Montag, 24.02.2020, 17:18 Uhr aktualisiert: 25.02.2020, 14:30 Uhr
Bestimmen auch in der kommenden Saison die Geschicke des TuS Graf Kobbo Tecklenburg (von li.): Peter Rolfes (Torwarttrainer), Klaus Bienemann und Julian Lüttmann (gleichberechtigte Trainer), Raimund Berggold (Teambetreuer) und Dr. Hanno Knippenberg (Spartenleiter Fußball TGK Tecklenburg).
Bestimmen auch in der kommenden Saison die Geschicke des TuS Graf Kobbo Tecklenburg (von li.): Peter Rolfes (Torwarttrainer), Klaus Bienemann und Julian Lüttmann (gleichberechtigte Trainer), Raimund Berggold (Teambetreuer) und Dr. Hanno Knippenberg (Spartenleiter Fußball TGK Tecklenburg). Foto: TGK Tecklenburg

Wenn sich – im positiven Sinn – Fußballverrückte zusammenfinden, dann ist es meistens eine Verbindung, die für lange Zeit aufrechterhalten wird. Auch beim TuS Graf Kobbo Tecklenburg. Für dessen Vorsitzenden Dr. Hanno Knippenberg ist es ein „Traum“, wie er sagt, dass er gestern bekanntgeben durfte, dass sowohl die beiden Trainer Klaus Bienemann und Julian Lüttmann als auch Betreuer Raimund Berggold sowie Torwarttrainer Peter Rolfes im kommenden Jahr in gleicher Funktion tätig bleiben. Etwas, was über Jahre gewachsen ist, gibt man nicht so schnell auf. „Tecklenburg und der Verein TuS Graf Kobbo“, sagt Bienemann, „sind für mich ein Stück Heimat geworden.“

Freilich heißt das nicht, dass sich der Coach, dessen Lebensmittelpunkt zuvor Emsdetten war, keine Gedanken gemacht hat, wie es weitergehen soll. „Wie gehe ich mit meiner Zeit um? Will ich noch einen großen Teil meiner Freizeit auf dem Sportplatz verbringen?“ In den vergangenen Tagen beschäftigte sich Bienemann damit, Antworten auf diese Fragen zu finden. Und wenn es – wie bei ihm – um eine Herzensangelegenheit geht, dann schwelgt der 65-Jährige auch schon mal in einer für einen Fußballer eher untypischen philosophisch-lyrischen Sprache: „Es sind Bande, die nicht zu trennen sind.“ Giovanni Trapattoni, die frühere Trainer-Ikone des FC Bayern München, hätte an seiner Stelle gesagt: „Ich habe noch nicht fertig mit dem TuS Graf Kobbo.“ Es sind unterschiedliche Ausdrucksweisen, die inhaltlich jedoch identisch sind. Die Tecklenburger werden in der kommenden Saison vom bewährten Trainerteam gecoacht – unabhängig davon, ob es 2020/21 die Kreisliga A oder die Bezirksliga sein wird.

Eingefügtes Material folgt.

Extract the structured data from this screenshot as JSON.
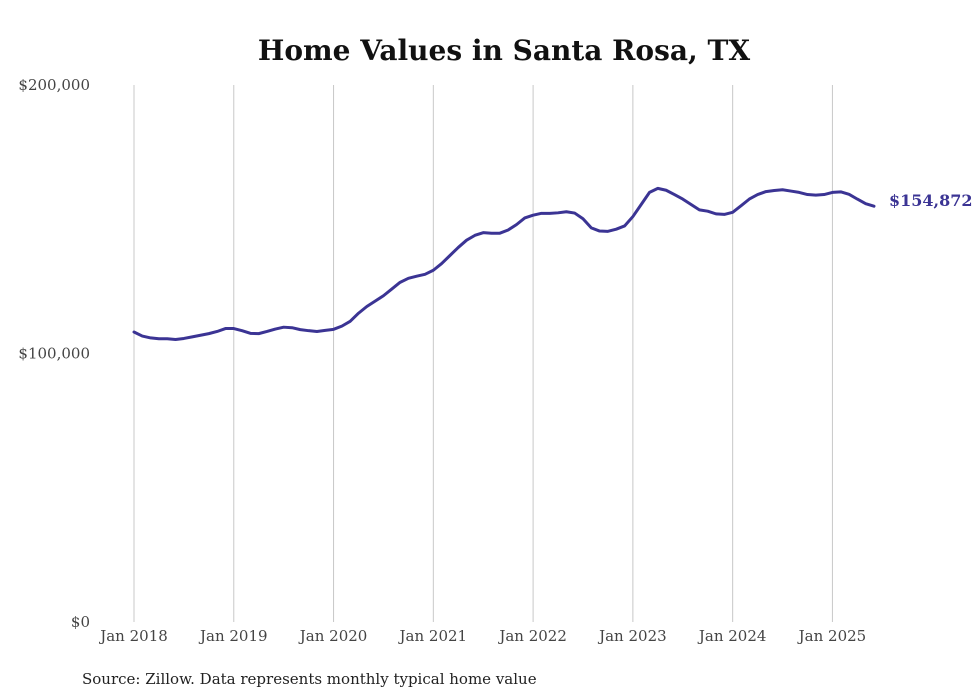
{
  "chart_data": {
    "type": "line",
    "title": "Home Values in Santa Rosa, TX",
    "source": "Source: Zillow. Data represents monthly typical home value",
    "xlabel": "",
    "ylabel": "",
    "ylim": [
      0,
      200000
    ],
    "xlim": [
      "2018-01",
      "2025-06"
    ],
    "y_ticks": [
      {
        "value": 0,
        "label": "$0"
      },
      {
        "value": 100000,
        "label": "$100,000"
      },
      {
        "value": 200000,
        "label": "$200,000"
      }
    ],
    "x_ticks": [
      {
        "value": "2018-01",
        "label": "Jan 2018"
      },
      {
        "value": "2019-01",
        "label": "Jan 2019"
      },
      {
        "value": "2020-01",
        "label": "Jan 2020"
      },
      {
        "value": "2021-01",
        "label": "Jan 2021"
      },
      {
        "value": "2022-01",
        "label": "Jan 2022"
      },
      {
        "value": "2023-01",
        "label": "Jan 2023"
      },
      {
        "value": "2024-01",
        "label": "Jan 2024"
      },
      {
        "value": "2025-01",
        "label": "Jan 2025"
      }
    ],
    "grid": {
      "vertical": true,
      "horizontal": false
    },
    "color": "#3b3494",
    "end_label": "$154,872",
    "series": [
      {
        "x": [
          "2018-01",
          "2018-02",
          "2018-03",
          "2018-04",
          "2018-05",
          "2018-06",
          "2018-07",
          "2018-08",
          "2018-09",
          "2018-10",
          "2018-11",
          "2018-12",
          "2019-01",
          "2019-02",
          "2019-03",
          "2019-04",
          "2019-05",
          "2019-06",
          "2019-07",
          "2019-08",
          "2019-09",
          "2019-10",
          "2019-11",
          "2019-12",
          "2020-01",
          "2020-02",
          "2020-03",
          "2020-04",
          "2020-05",
          "2020-06",
          "2020-07",
          "2020-08",
          "2020-09",
          "2020-10",
          "2020-11",
          "2020-12",
          "2021-01",
          "2021-02",
          "2021-03",
          "2021-04",
          "2021-05",
          "2021-06",
          "2021-07",
          "2021-08",
          "2021-09",
          "2021-10",
          "2021-11",
          "2021-12",
          "2022-01",
          "2022-02",
          "2022-03",
          "2022-04",
          "2022-05",
          "2022-06",
          "2022-07",
          "2022-08",
          "2022-09",
          "2022-10",
          "2022-11",
          "2022-12",
          "2023-01",
          "2023-02",
          "2023-03",
          "2023-04",
          "2023-05",
          "2023-06",
          "2023-07",
          "2023-08",
          "2023-09",
          "2023-10",
          "2023-11",
          "2023-12",
          "2024-01",
          "2024-02",
          "2024-03",
          "2024-04",
          "2024-05",
          "2024-06",
          "2024-07",
          "2024-08",
          "2024-09",
          "2024-10",
          "2024-11",
          "2024-12",
          "2025-01",
          "2025-02",
          "2025-03",
          "2025-04",
          "2025-05",
          "2025-06"
        ],
        "values": [
          108000,
          106500,
          105800,
          105500,
          105500,
          105200,
          105600,
          106200,
          106800,
          107400,
          108200,
          109300,
          109300,
          108500,
          107500,
          107400,
          108200,
          109100,
          109800,
          109600,
          108900,
          108500,
          108200,
          108600,
          109000,
          110200,
          112000,
          115000,
          117500,
          119500,
          121500,
          124000,
          126500,
          128000,
          128800,
          129500,
          131000,
          133500,
          136500,
          139500,
          142200,
          144000,
          145000,
          144800,
          144800,
          146000,
          148000,
          150500,
          151500,
          152200,
          152200,
          152400,
          152800,
          152300,
          150200,
          146800,
          145600,
          145500,
          146300,
          147500,
          151000,
          155500,
          160000,
          161500,
          160800,
          159200,
          157500,
          155500,
          153500,
          153000,
          152000,
          151800,
          152600,
          155000,
          157500,
          159200,
          160300,
          160700,
          161000,
          160500,
          160000,
          159200,
          159000,
          159200,
          160000,
          160200,
          159300,
          157500,
          155800,
          154872
        ]
      }
    ]
  }
}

Julian Lüttmanns Worten ist leicht zu entnehmen, dass er es nicht bereut hat, nach Tecklenburg zu kommen. Er und Bienemann waren schon zu Oberliga-Zeiten Weggefährten bei den Sportfreunden Lotte. Lüttmann begab sich anschließend auf Wanderschaft. Rot-Weiß Oberhausen, SV Sandhausen, RW Erfurt, VfB Oldenburg und schließlich Kultclub SSV Jeddeloh II waren seine Stationen. Den Kontakt zu Bienemann erhielt er während seiner fußballerischen Odyssee stets aufrecht. Und als ihn sein früherer Trainer dann gefragt hatte, ob er sich vorstellen könne, nach Tecklenburg zu wechseln, brauchte Lüttmann nicht lange zu überlegen.

Trotz seiner 37 Jahre will er es noch einmal wissen. Sogar in der Bezirksliga, wenn es denn mit dem Aufstieg klappt. „Wir haben einen Plan, der funktioniert. Es macht richtig Spaß, hier zu sein“, sagt der Reckenfelder, womit er auch auf die perfekte Arbeitsteilung zwischen ihm als Spielertrainer und Klaus Bienemann, der am Rande steht, verweist. „Klaus spricht vor dem Spiel, ich in der Halbzeitpause“, erklärt Lüttmann. Der Ex-Profi wird somit 2020/21 in sein zweites Jahr beim TuS gehen. Für Bienemann wird es gar das siebte sein.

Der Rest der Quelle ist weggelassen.